The development of advanced AI models has become increasingly centralized, requiring massive computational resources that only large corporations can afford. This concentration of power threatens innovation and limits who can contribute to AI progress, nearly guaranteeing that the systems built adhere to a closed entity's vision for "alignment." Meanwhile, enormous amounts of computing power sit idle or underutilized worldwide.

Psyche changes how we develop AI by creating a decentralized infrastructure that allows anyone to participate in training large language models. Rather than requiring massive infrastructure with thousands of accelerators in a single location, Psyche coordinates training across distributed, heterogeneous hardware worldwide.

The abundance of underutilized hardware, which grows daily, provides an opportunity to train and use LLMs without high investment costs.

The development roadmap consists of two main stages

  1. 1 Cooperative Training Beginning with a permissioned testnet and transitioning toward a fully decentralized environment
  2. 2 Accessible Inference and Advanced Capabilities Including reinforcement learning and capabilities to create reasoning models

REFRESH ON DEMO/DISTRO

We first introduced our work on efficient decentralized training in DeMo: Decoupled Momentum Optimization . DisTrO built on those principal concepts to further improve performance.

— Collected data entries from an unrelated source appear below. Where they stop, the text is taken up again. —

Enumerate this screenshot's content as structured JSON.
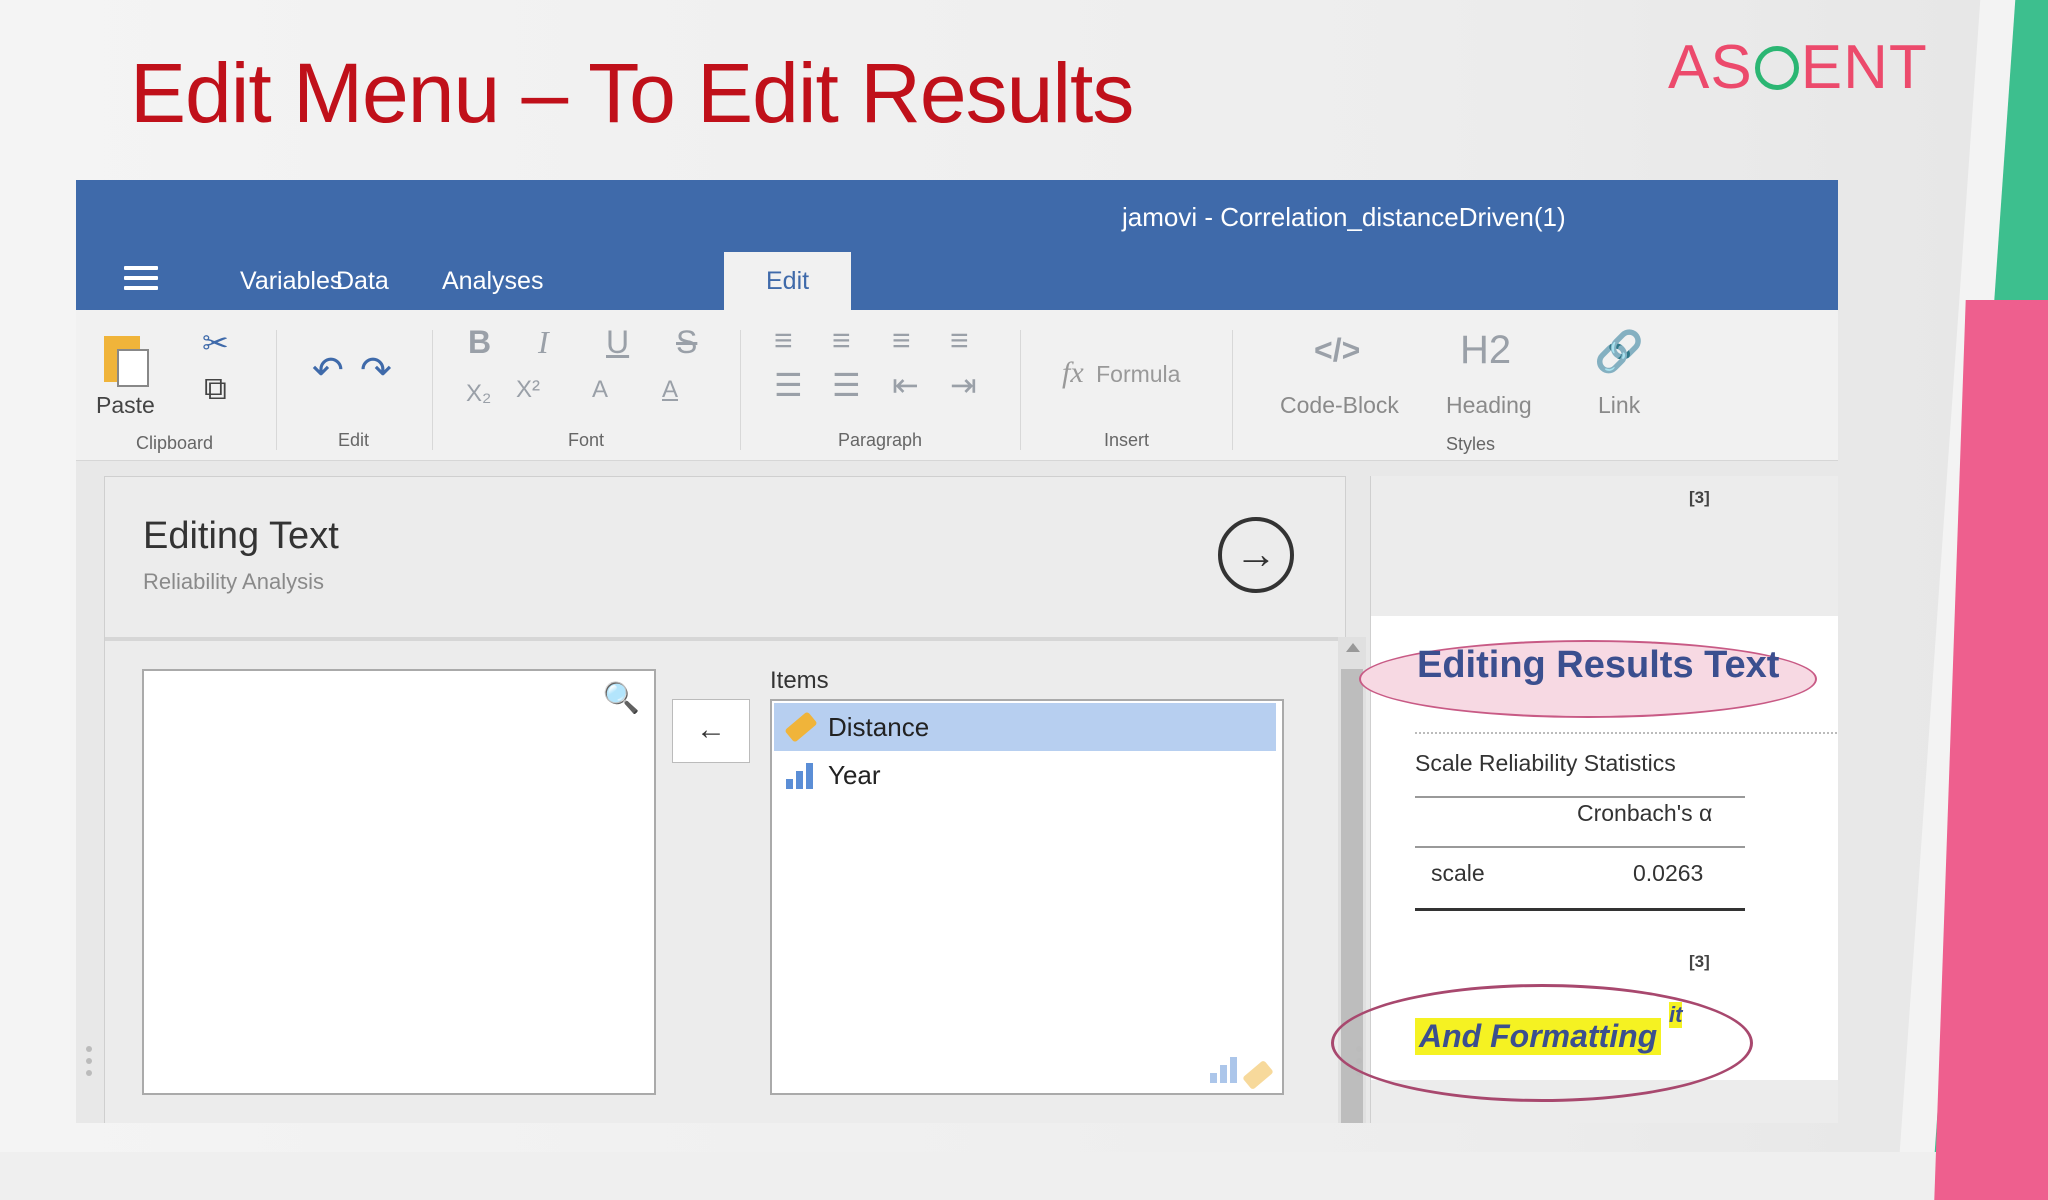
{
  "slide": {
    "title": "Edit Menu – To Edit Results",
    "logo": {
      "prefix": "AS",
      "suffix": "ENT",
      "colors": {
        "text": "#ec4a6c",
        "ring": "#2bb673"
      }
    }
  },
  "window": {
    "title": "jamovi - Correlation_distanceDriven(1)",
    "accent": "#3f6aaa"
  },
  "tabs": [
    {
      "label": "Variables"
    },
    {
      "label": "Data"
    },
    {
      "label": "Analyses"
    },
    {
      "label": "Edit",
      "active": true
    }
  ],
  "ribbon": {
    "paste_label": "Paste",
    "groups": {
      "clipboard": "Clipboard",
      "edit": "Edit",
      "font": "Font",
      "paragraph": "Paragraph",
      "insert": "Insert",
      "styles": "Styles"
    },
    "font_buttons": {
      "bold": "B",
      "italic": "I",
      "underline": "U",
      "strike": "S",
      "subscript": "X₂",
      "superscript": "X²",
      "highlight": "A",
      "color": "A"
    },
    "formula_icon": "fx",
    "formula_label": "Formula",
    "code_block_icon": "</>",
    "code_block_label": "Code-Block",
    "heading_icon": "H2",
    "heading_label": "Heading",
    "link_label": "Link"
  },
  "editor": {
    "title": "Editing Text",
    "subtitle": "Reliability Analysis",
    "items_label": "Items",
    "items": [
      {
        "name": "Distance",
        "icon": "ruler-icon",
        "selected": true
      },
      {
        "name": "Year",
        "icon": "bar-chart-icon",
        "selected": false
      }
    ]
  },
  "results": {
    "ref1": "[3]",
    "heading": "Editing Results Text",
    "table_title": "Scale Reliability Statistics",
    "col_header": "Cronbach's α",
    "row_label": "scale",
    "row_value": "0.0263",
    "ref2": "[3]",
    "formatted_text": "And Formatting",
    "superscript_text": "it"
  }
}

You can read a more complete explanation in the following blog post .

During LLM training, an optimizer dictates how to compute the gradient to update a model's parameters (AdamW is a well-known optimizer). In large setups, thousands of accelerators compute and share gradients (plus some extra information) among the entire network, so that each node gets a picture of what the other nodes learned during that training step.

DisTrO is a family of optimizers that leverages some unexpected properties of ML training to massively compress the information passed among accelerators.

The idea mimics the dynamics that underlie JPEG compression. When compressing an image, we translate a matrix (an MxN grid of pixels) into the frequency domain . Once translated to the frequency domain, many natural signals (sounds and images, for example) exhibit most of their information in the low-frequencies. This works because natural images change gradually across pixels — there are not often stark, hard edges in an image or recording. The big coefficients (the strongest waves) are typically at low frequencies (slow, smooth variations), and only small coefficients are at high frequencies (sharp, rapid changes). So, you can discard high frequencies without losing a ton of information, because the low frequencies tell you about the broader changes in the original matrix.

Diagram showing DCT compression
One can see how even if the image quality barely changes, the higher frequencies (represented in the outer edges of the spectrum image) have disappeared.

DeMo applies similar principles to AI training. Most optimizers track a "momentum tensor" - essentially a running average of past gradients, smoothing updates over time.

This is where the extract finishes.